JBS, which pumps an estimated $100 million into the local economy each year, is eager to expand operations.

Worthington's greatest fear, Chapulis said, is that those companies won't expand unless the city does — or at least they won't expand their businesses in Minnesota.

No place like home

For workers caught in the housing crunch, the cost is measured in time away from family and money spent on long commutes.

When John Landgaard accepted the post of superintendent of Worthington School District 518, he had so much trouble finding a home to rent, he ended up couch surfing with friends while his family stayed behind in their old community. Eventually, he bought a house and his family was able to reunite. Now he watches new hires face the same struggle. Some start the day with an hourlong drive from Iowa or South Dakota.
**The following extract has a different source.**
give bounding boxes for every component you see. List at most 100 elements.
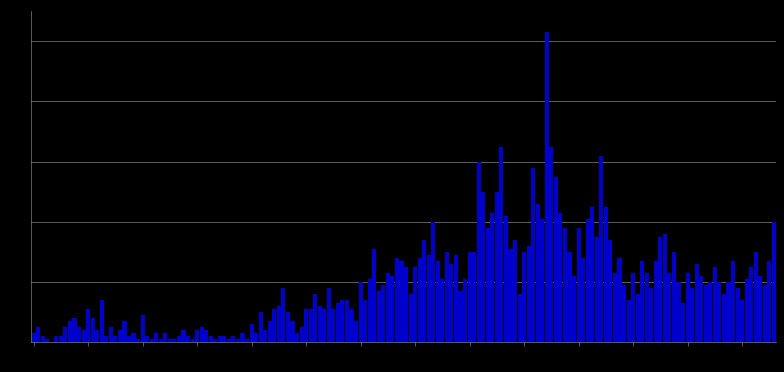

Jason Runia, who grew up near Worthington, wanted to live and work there as well. Only one of those goals was easy.

"The few [apartments] that were available had waiting lists that were miles long," said Runia, who works at Ideas Computers. And most were low-income subsidized housing that Runia didn't qualify for, even as a recent college graduate with student loans.

He ended up living with his dad in nearby Sibley until one of his co-workers bought a house and rented the upper story to him for $600 a month.

At the JBS plant, Lemlem Walu shares the ride in a crowded van with her mother, Tokko Fagi. Back in Sioux Falls, Walu's husband and two children, 8 and 1, are waiting. Fagi's two youngest children are in high school. She sees them only on Sunday, her day off.

"I was thinking of my kids. I don't want to leave them," she said, waiting for the start of her shift with a yellow hard hat on her knee. Down the hall are bulletin boards where real estate agents pass along any available listings to share with the 2,200 workers at the plant. She's searched, with no luck. The family of four doesn't need much, she said. "Two bedrooms is enough for us. Any place."

Her mother is also ready to trade in the long commute from South Dakota.

"I'm tired," she said as her daughter translated. "I work here 9, 10 hours. I don't get to rest, you know? I don't sleep enough. We send the kids to school [and only see them] on the weekend. … It's too hard."